Why we ran it: To find out if there’s a truly engaging hot hatch hiding under the prim and proper facade of VW’s hot supermini
Month 4 - Month 3 - Month 2 - Month 1 - Prices and Specs
Life with a Volkswagen Polo GTI: Month 4
Is this a cut-price, shrink-wrapped Golf GTI or a quick, well-equipped supermini living in its shadow? Our final verdict reveals all - 13th March 2018
The bootlid of the Volkswagen Polo I’ve been driving around in for the past few months doesn’t feature the word ‘Polo’ anywhere on it. Instead, in the place where VW would normally spell out the model name are three letters: GTI.
Their use as the only branding on the Polo GTI is a real statement of intent. VW’s goal was to produce a small hot hatch that truly lived up to those storied letters, and everything they imply, in the way generations of Golf GTI have. But having waved goodbye to the Polo, I can sadly report that it can’t.
The reality is that it likely never could. The most recent Golf GTI casts a shadow from which the Polo was never likely to emerge. We ran a Mk7 Golf GTI on our long-term fleet last year and it impressed everyone with its seamless blend of hot hatch performance, engaging driving and classy comfort. It truly embodied everything VW’s GTI line represents: our own Andrew Frankel even declared it the greatest hot hatch of all time. That the Polo GTI can’t repeat that incredibly tough trick in miniature shouldn’t surprise.

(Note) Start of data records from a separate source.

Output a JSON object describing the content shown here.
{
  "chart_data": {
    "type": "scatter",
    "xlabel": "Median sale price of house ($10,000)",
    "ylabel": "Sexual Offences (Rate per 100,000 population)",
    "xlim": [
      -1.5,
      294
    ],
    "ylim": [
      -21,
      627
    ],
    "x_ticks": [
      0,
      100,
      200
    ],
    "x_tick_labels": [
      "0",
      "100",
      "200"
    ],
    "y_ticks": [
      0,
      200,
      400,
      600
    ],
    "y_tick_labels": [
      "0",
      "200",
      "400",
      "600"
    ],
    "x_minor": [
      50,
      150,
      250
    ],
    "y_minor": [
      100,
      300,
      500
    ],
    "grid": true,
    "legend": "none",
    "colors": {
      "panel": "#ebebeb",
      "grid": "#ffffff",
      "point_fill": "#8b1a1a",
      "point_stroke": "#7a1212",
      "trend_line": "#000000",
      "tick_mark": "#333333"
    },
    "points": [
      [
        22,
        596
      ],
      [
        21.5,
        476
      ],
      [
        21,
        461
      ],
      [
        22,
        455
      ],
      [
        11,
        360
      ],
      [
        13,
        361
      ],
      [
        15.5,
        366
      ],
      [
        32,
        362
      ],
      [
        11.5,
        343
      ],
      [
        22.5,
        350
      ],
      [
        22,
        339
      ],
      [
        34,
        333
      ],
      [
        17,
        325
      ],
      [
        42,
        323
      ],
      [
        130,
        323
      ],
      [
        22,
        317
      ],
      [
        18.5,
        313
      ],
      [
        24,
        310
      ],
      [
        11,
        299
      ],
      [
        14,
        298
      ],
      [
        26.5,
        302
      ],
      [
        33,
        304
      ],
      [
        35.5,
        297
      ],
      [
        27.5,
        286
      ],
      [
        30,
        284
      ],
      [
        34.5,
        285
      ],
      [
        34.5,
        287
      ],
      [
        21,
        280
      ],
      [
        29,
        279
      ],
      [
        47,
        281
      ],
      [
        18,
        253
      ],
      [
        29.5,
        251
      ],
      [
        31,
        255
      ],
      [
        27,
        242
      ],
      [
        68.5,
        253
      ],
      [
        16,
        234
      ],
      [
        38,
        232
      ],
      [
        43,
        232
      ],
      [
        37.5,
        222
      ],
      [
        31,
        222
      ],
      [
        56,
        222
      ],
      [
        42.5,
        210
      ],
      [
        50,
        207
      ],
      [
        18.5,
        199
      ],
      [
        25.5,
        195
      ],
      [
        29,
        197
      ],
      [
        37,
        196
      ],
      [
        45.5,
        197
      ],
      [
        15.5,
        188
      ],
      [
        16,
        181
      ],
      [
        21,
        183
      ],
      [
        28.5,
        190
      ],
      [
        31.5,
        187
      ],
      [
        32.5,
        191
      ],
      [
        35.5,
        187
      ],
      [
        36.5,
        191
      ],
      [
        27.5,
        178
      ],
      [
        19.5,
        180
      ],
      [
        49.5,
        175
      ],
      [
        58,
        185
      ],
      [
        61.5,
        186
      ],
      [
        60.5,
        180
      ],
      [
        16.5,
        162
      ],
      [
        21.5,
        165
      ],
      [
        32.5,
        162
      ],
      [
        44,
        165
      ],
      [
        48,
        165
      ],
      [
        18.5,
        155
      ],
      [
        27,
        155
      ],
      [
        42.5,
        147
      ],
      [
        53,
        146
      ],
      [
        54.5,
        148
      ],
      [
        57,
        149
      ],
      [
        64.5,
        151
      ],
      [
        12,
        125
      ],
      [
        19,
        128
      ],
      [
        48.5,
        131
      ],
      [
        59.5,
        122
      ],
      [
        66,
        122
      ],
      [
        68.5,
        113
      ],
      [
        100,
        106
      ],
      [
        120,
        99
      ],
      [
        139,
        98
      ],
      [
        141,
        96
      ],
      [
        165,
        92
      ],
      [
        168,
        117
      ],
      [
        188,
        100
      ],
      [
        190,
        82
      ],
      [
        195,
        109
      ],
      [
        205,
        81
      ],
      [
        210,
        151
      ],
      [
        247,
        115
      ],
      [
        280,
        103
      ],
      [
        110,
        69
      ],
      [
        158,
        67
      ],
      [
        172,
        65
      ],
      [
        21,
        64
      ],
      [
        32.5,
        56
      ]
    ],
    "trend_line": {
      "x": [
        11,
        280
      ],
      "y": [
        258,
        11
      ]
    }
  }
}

Yet by swapping the ‘Polo’ badge for a ‘GTI’ one and the use of tartan seat trim, the Polo keeps inviting comparison with the Golf. And it just doesn’t match up.
VW’s brief for a GTI model is ‘everyday performance’. The Polo has the ‘everyday’ bit covered: it’s as comfortable and refined to sit in as you’d expect from a VW. There are sports seats but they’re firmly focused on comfort, and that shows after long journeys. Before the Polo, I ran a Suzuki Swift Sport, which offered charm in abundance, but that charm wore thin on long journeys. I reckon the Polo GTI is a slightly softer, more comfortable car for everyday driving than, say, a Ford Fiesta ST.
Inside, you get all the luxuries of a VW Group machine, with a classy, intuitive infotainment system and customisable digital dashboard, which has so many display options that I was still trying out new arrangements after several months. The infotainment even has a volume control knob, addressing just about the only criticism editor Mark Tisshaw had of our Mk7 Golf GTI.